County of Santa Cruz Launches Two New Outcomes-Oriented Contracts
After two years of research, assessment, and design, the County of Santa Cruz Human Services Department (HSD) has launched two new two-year outcomes-oriented contracts with subsidized employment service providers, Goodwill Central Coast and Community Action Board of Santa Cruz County, Inc. (CAB). These new contracts represent a total of $2.6 million in funding from the County of Santa Cruz Human Services Department, with $323,000 of that funding written into the contracts as “fees for performance” bonuses that will be paid over the two-year period, contingent on achievement of specified outcomes. Both contracts are two-year contracts to allow for continuous improvements on the part of the providers as well as on the contracts themselves.
The work leading up to these new contracts was done in partnership with Third Sector and Stanford Center on Poverty and Inequality (CPI). CPI integrated and analyzed available data, while Third Sector gathered qualitative data from robust stakeholder engagement. Third Sector was then able to deploy both the qualitative and quantitative data insights to improve and embed outcomes and incentives into HSD’s subsidized employment contracts with the service providers.
Goodwill and CAB will now have more flexibility in their service models while receiving bonuses for their success in helping HSD’s CalWORKs Welfare-To-Work program participants gain work experience and continue to thrive after completing their programs. Service provider success is measured by the number of participants obtaining and retaining unsubsidized employment for 0-12 months after exiting the program, individual quarterly earnings growth of 10% from quarter of exit to 12 months after program exit, and ending reliance on CalWORKs cash-aid assistance (the California TANF fund) for a positive reason (i.e. over income, rather than failing to file paperwork) from the day they enroll in the program to 12 months after exiting the program.
These contracts were written to address the needs of all stakeholders including program participants, employment partners, CAB, Goodwill, and HSD staff and leadership. Continuous improvement processes have also been built into the contracts, including monthly meetings between HSD officials and the nonprofit service providers and quarterly meetings with HSD and service provider executives. These pre-arranged meetings are designed to ensure that if parties are finding that the programs are not meeting the needs of participants, incremental process, service, and data feedback improvements can be deployed in order to make the most impact as soon as possible for the participants served.

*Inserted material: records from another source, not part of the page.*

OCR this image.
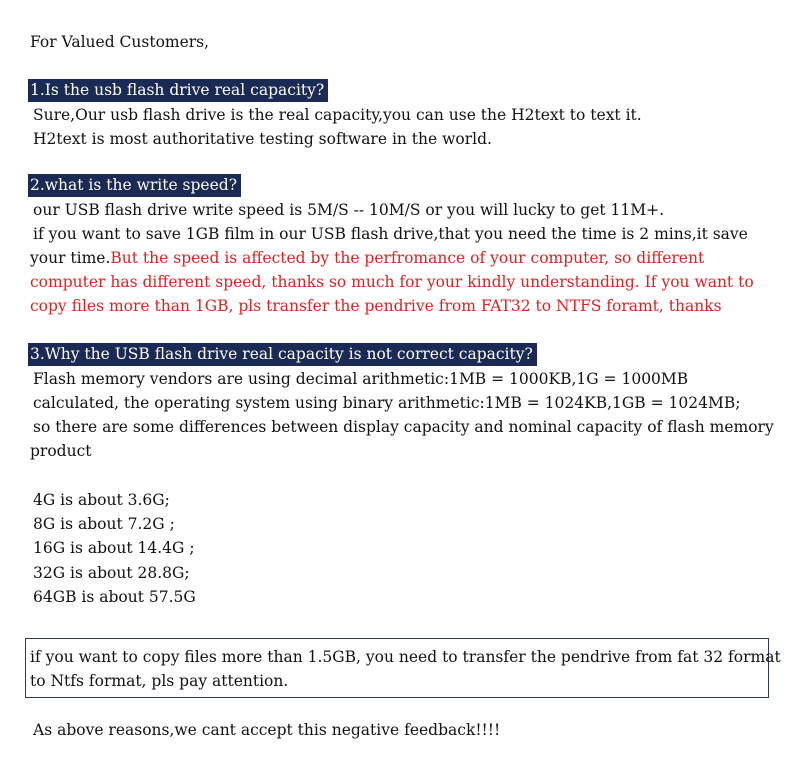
For Valued Customers,
1.Is the usb flash drive real capacity?
Sure,Our usb flash drive is the real capacity,you can use the H2text to text it.
H2text is most authoritative testing software in the world.
2.what is the write speed?
our USB flash drive write speed is 5M/S -- 10M/S or you will lucky to get 11M+.
if you want to save 1GB film in our USB flash drive,that you need the time is 2 mins,it save
your time.But the speed is affected by the perfromance of your computer, so different
computer has different speed, thanks so much for your kindly understanding. If you want to
copy files more than 1GB, pls transfer the pendrive from FAT32 to NTFS foramt, thanks
3.Why the USB flash drive real capacity is not correct capacity?
Flash memory vendors are using decimal arithmetic:1MB = 1000KB,1G = 1000MB
calculated, the operating system using binary arithmetic:1MB = 1024KB,1GB = 1024MB;
so there are some differences between display capacity and nominal capacity of flash memory
product
4G is about 3.6G;
8G is about 7.2G ;
16G is about 14.4G ;
32G is about 28.8G;
64GB is about 57.5G
if you want to copy files more than 1.5GB, you need to transfer the pendrive from fat 32 format
to Ntfs format, pls pay attention.
As above reasons,we cant accept this negative feedback!!!!
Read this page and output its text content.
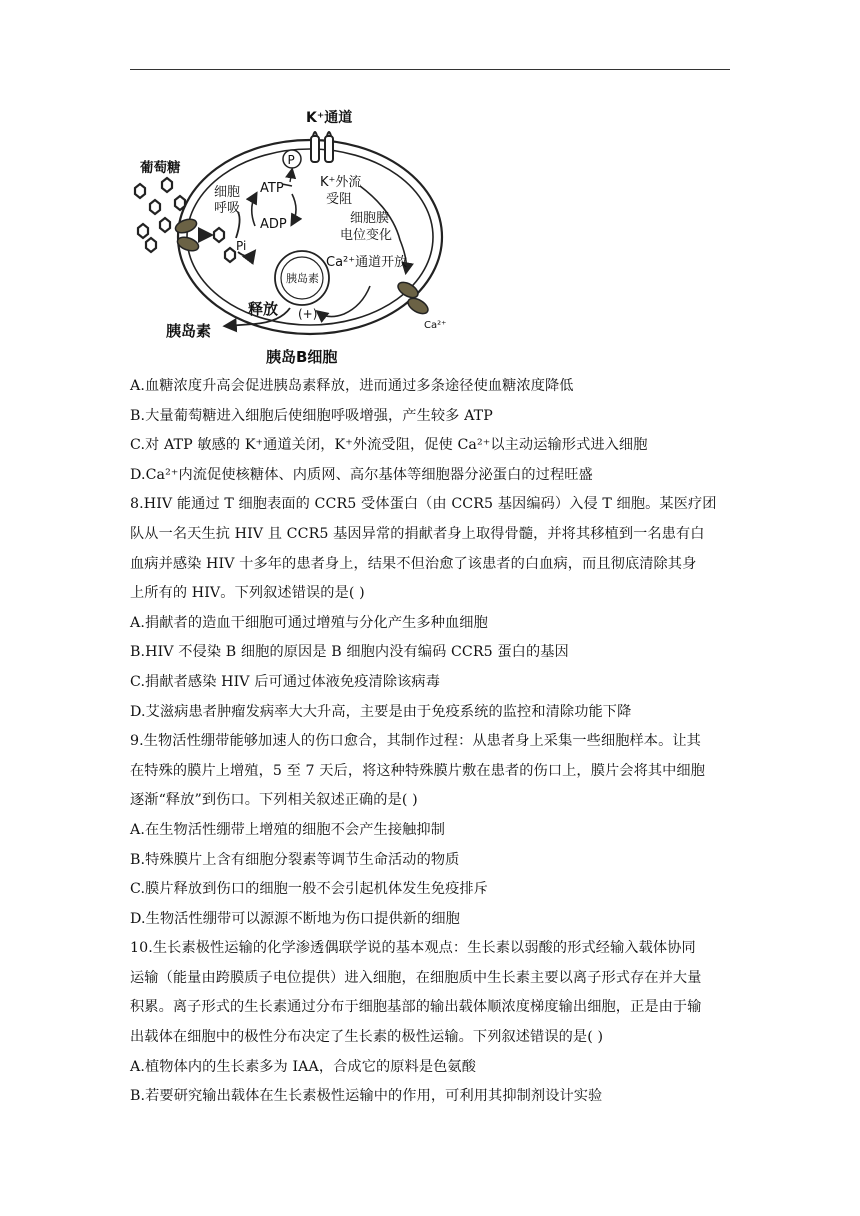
K⁺通道
葡萄糖
细胞
呼吸
ATP
ADP
Pi
P
K⁺外流
受阻
细胞膜
电位变化
胰岛素
Ca²⁺通道开放
Ca²⁺
释放 (+)
胰岛素
胰岛B细胞
A.血糖浓度升高会促进胰岛素释放，进而通过多条途径使血糖浓度降低
B.大量葡萄糖进入细胞后使细胞呼吸增强，产生较多 ATP
C.对 ATP 敏感的 K⁺通道关闭，K⁺外流受阻，促使 Ca²⁺以主动运输形式进入细胞
D.Ca²⁺内流促使核糖体、内质网、高尔基体等细胞器分泌蛋白的过程旺盛
8.HIV 能通过 T 细胞表面的 CCR5 受体蛋白（由 CCR5 基因编码）入侵 T 细胞。某医疗团
队从一名天生抗 HIV 且 CCR5 基因异常的捐献者身上取得骨髓，并将其移植到一名患有白
血病并感染 HIV 十多年的患者身上，结果不但治愈了该患者的白血病，而且彻底清除其身
上所有的 HIV。下列叙述错误的是( )
A.捐献者的造血干细胞可通过增殖与分化产生多种血细胞
B.HIV 不侵染 B 细胞的原因是 B 细胞内没有编码 CCR5 蛋白的基因
C.捐献者感染 HIV 后可通过体液免疫清除该病毒
D.艾滋病患者肿瘤发病率大大升高，主要是由于免疫系统的监控和清除功能下降
9.生物活性绷带能够加速人的伤口愈合，其制作过程：从患者身上采集一些细胞样本。让其
在特殊的膜片上增殖，5 至 7 天后，将这种特殊膜片敷在患者的伤口上，膜片会将其中细胞
逐渐“释放”到伤口。下列相关叙述正确的是( )
A.在生物活性绷带上增殖的细胞不会产生接触抑制
B.特殊膜片上含有细胞分裂素等调节生命活动的物质
C.膜片释放到伤口的细胞一般不会引起机体发生免疫排斥
D.生物活性绷带可以源源不断地为伤口提供新的细胞
10.生长素极性运输的化学渗透偶联学说的基本观点：生长素以弱酸的形式经输入载体协同
运输（能量由跨膜质子电位提供）进入细胞，在细胞质中生长素主要以离子形式存在并大量
积累。离子形式的生长素通过分布于细胞基部的输出载体顺浓度梯度输出细胞，正是由于输
出载体在细胞中的极性分布决定了生长素的极性运输。下列叙述错误的是( )
A.植物体内的生长素多为 IAA，合成它的原料是色氨酸
B.若要研究输出载体在生长素极性运输中的作用，可利用其抑制剂设计实验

Through these two contracts, 200-250 participants who receive CalWORKs cash aid will benefit from the subsidized employment services of CAB and Goodwill, locally based nonprofit providers with historic success in providing subsidized employment services through a myriad of benefits assistance programs. Goodwill’s Subsidized Transitional Employment Program (STEP) provides job training and work experience in Goodwill stores, and CAB’s SmartHire places people at six month long subsidized employment jobs through their established relationships with partnering employers.
This work was funded through a Social Innovation Fund grant awarded in 2016, with match funding from the Ballmer Group.
The Social Innovation Fund (SIF) was a program of the Corporation for National and Community Service that received funding from 2010 to 2016. Using public and private resources to find and grow community-based nonprofits with evidence of results, SIF intermediaries received funding to award sub-grants that focus on overcoming challenges in economic opportunity, healthy futures, and youth development. Although CNCS made its last SIF intermediary awards in fiscal year 2016, SIF intermediaries will continue to administer their sub-grant programs until their federal funding is exhausted.